University of California, Berkeley

Position: PhD Candidate
Rising Stars year of participation: 2025
Bio

Leyla Kabuli is a fifth year PhD candidate in EECS at UC Berkeley advised by Professor Laura Waller. She received a BS in EECS and a BA in Music from UC Berkeley in 2021, graduating as the 150th University Medalist. Her research is in computational imaging system design, at the intersection of information theory, machine learning, and optics.
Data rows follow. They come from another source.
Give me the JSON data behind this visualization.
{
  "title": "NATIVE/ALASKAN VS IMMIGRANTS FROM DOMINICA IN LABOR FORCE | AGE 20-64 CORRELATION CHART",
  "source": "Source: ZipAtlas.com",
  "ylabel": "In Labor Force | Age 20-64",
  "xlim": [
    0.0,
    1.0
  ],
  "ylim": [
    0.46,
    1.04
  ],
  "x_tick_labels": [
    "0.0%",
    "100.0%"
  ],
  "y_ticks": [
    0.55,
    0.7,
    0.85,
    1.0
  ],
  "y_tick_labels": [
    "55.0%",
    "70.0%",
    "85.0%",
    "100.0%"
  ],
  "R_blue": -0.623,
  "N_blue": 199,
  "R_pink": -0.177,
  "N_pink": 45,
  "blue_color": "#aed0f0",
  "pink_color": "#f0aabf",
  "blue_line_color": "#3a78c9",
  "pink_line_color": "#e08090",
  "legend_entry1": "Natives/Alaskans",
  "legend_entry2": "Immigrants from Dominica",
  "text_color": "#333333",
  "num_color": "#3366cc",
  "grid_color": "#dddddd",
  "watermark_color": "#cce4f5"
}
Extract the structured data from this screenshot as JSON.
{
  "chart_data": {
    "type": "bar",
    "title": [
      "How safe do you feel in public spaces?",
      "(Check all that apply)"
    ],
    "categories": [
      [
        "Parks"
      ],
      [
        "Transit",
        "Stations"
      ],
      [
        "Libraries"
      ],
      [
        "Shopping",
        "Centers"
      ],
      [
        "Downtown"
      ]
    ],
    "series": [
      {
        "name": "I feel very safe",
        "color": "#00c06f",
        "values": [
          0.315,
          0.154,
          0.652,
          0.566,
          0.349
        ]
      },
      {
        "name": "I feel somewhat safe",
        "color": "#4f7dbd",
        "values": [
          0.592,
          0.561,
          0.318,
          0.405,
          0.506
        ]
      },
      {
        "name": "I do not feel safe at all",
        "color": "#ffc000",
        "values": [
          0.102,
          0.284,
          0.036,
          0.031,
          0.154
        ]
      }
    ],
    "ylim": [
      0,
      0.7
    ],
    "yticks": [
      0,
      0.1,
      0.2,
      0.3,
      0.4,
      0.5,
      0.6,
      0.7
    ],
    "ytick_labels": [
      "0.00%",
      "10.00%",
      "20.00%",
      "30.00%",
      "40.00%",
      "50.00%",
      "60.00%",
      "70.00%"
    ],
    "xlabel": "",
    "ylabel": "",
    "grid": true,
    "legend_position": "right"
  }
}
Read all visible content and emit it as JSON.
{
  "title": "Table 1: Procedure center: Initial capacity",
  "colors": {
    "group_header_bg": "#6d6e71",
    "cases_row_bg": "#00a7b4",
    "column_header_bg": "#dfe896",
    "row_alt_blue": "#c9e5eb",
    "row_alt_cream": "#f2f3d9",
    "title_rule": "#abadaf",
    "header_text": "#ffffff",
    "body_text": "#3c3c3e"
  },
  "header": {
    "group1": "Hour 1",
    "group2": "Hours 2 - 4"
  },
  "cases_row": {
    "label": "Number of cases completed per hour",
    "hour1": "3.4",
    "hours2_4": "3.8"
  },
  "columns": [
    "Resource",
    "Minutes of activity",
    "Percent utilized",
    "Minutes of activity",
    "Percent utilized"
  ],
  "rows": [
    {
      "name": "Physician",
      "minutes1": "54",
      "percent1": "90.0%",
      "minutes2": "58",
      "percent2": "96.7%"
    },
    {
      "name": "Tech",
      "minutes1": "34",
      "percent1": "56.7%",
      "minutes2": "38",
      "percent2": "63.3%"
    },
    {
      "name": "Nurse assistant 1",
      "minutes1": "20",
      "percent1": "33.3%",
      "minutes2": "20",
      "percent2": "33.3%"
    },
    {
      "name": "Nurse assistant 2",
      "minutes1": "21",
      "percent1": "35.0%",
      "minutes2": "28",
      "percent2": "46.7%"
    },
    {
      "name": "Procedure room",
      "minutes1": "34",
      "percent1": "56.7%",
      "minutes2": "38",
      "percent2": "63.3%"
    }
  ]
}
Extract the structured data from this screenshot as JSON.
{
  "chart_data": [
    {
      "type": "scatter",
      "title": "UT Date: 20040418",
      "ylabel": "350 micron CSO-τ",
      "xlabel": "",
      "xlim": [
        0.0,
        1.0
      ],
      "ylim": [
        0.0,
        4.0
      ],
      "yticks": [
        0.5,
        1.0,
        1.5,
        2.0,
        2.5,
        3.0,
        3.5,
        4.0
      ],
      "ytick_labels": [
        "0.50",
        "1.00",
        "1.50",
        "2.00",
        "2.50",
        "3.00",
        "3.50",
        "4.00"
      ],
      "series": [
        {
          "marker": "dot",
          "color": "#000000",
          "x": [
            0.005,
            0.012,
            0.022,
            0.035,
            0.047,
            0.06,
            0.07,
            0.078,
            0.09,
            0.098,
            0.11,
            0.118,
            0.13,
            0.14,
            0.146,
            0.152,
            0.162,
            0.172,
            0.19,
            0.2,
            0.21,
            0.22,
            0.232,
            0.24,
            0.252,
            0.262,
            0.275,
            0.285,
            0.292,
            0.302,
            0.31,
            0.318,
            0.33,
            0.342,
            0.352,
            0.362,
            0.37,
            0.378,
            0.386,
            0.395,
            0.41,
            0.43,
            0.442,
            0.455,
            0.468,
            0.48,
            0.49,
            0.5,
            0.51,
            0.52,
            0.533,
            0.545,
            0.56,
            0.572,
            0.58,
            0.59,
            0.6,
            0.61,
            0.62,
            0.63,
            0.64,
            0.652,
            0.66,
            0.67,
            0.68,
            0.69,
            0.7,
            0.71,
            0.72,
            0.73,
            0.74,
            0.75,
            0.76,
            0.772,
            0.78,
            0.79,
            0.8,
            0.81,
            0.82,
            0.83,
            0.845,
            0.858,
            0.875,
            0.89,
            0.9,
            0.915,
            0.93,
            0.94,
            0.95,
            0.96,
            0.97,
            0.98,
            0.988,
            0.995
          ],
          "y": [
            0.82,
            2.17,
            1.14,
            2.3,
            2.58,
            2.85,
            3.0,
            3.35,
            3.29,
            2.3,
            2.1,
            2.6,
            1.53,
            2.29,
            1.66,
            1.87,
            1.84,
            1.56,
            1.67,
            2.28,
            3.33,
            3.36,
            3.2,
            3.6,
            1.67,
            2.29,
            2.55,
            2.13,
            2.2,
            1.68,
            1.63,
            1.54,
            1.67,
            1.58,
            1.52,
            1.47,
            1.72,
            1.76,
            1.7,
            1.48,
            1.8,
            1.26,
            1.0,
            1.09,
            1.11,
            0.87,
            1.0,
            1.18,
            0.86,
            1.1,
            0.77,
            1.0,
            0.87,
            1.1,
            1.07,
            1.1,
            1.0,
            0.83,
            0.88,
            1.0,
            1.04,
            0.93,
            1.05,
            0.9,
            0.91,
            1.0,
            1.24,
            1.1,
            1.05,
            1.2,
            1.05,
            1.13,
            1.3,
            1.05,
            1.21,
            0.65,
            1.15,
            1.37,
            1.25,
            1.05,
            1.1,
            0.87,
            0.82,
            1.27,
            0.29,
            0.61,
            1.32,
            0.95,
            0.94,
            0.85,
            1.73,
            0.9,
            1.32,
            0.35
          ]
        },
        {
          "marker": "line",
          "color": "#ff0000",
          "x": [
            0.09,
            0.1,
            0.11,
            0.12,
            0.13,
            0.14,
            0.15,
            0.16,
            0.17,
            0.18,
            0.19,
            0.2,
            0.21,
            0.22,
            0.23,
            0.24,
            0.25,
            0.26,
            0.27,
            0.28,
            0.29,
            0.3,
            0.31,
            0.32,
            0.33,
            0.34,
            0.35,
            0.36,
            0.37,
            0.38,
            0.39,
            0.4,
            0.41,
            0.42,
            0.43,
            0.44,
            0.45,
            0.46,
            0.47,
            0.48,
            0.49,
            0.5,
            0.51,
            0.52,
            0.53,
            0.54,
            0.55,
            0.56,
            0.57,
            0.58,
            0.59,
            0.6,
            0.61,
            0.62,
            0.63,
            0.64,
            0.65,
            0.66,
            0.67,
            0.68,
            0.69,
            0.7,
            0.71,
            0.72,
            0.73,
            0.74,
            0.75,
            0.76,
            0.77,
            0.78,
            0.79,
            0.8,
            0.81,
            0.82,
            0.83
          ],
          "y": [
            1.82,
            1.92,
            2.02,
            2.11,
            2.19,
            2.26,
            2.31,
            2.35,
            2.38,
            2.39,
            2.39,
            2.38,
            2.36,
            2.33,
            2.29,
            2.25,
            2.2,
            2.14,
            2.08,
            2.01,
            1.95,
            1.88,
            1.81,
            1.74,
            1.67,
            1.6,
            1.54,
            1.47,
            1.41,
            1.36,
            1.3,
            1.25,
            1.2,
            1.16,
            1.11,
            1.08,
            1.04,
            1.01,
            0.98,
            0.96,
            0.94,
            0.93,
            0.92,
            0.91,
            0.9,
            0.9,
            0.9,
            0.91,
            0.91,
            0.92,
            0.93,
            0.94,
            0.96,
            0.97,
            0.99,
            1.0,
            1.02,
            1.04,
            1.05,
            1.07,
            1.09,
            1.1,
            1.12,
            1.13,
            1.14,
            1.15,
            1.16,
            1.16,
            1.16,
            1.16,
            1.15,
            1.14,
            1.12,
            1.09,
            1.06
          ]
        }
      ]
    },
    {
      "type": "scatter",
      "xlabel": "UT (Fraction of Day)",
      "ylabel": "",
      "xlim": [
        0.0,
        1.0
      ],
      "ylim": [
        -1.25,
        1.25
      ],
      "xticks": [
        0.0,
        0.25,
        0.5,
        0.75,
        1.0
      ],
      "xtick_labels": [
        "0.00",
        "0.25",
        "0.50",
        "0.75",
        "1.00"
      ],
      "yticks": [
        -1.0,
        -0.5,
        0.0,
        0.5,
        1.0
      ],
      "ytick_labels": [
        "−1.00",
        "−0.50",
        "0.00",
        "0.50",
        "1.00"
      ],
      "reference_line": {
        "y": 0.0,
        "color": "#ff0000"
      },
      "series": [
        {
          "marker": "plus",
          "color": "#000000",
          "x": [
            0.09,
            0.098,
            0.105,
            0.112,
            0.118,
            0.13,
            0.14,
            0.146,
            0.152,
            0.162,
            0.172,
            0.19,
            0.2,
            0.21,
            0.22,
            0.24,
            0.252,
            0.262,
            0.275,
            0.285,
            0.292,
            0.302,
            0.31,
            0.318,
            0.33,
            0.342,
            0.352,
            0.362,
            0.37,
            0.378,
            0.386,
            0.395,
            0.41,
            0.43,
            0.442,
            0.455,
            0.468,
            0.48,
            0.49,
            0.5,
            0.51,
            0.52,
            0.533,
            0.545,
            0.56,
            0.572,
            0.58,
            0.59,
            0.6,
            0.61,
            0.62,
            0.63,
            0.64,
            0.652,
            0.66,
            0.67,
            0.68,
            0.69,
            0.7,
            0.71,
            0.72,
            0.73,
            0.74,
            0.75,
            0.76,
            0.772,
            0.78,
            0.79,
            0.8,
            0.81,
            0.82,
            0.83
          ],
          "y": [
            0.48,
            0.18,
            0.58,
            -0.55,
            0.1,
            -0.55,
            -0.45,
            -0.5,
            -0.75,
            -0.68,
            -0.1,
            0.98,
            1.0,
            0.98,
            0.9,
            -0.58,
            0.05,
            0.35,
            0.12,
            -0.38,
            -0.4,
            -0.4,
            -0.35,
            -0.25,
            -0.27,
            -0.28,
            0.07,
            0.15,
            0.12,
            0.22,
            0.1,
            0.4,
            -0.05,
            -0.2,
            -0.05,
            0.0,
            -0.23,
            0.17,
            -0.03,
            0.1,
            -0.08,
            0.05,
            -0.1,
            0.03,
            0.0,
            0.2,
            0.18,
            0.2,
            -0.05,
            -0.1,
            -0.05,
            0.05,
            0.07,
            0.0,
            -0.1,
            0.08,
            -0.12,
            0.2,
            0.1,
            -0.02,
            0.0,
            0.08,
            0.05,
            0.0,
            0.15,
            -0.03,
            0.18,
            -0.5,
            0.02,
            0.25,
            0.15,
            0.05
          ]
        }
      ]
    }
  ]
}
She is supported by the National Science Foundation Graduate Research Fellowship Program and the Berkeley Fellowship.

Areas of Research
  • Signal Processing
Designing imaging systems to maximize information capture

Computational imaging systems combine optical hardware with computational processing, pushing the limits of image capture and interpretation by transforming raw, often non-human-interpretable measurements with powerful reconstruction algorithms. My research focuses on developing fundamental and interpretable methods for computational imaging system design. Using information-theoretic techniques, I study applications ranging from biomedical imaging to radio astronomy, with the goal of optimizing optical hardware to capture the best measurements for downstream processing and inference. This work focuses on our data-driven mutual information estimation framework, which bridges a crucial gap in imaging system design by enabling direct evaluation of raw measurements without requiring computationally-intensive reconstruction algorithms or ground truth data. Using mutual information estimation, I uncover tradeoffs and design principles for computational imaging systems and present methods for automatic optical element optimization through differentiable and black-box approaches.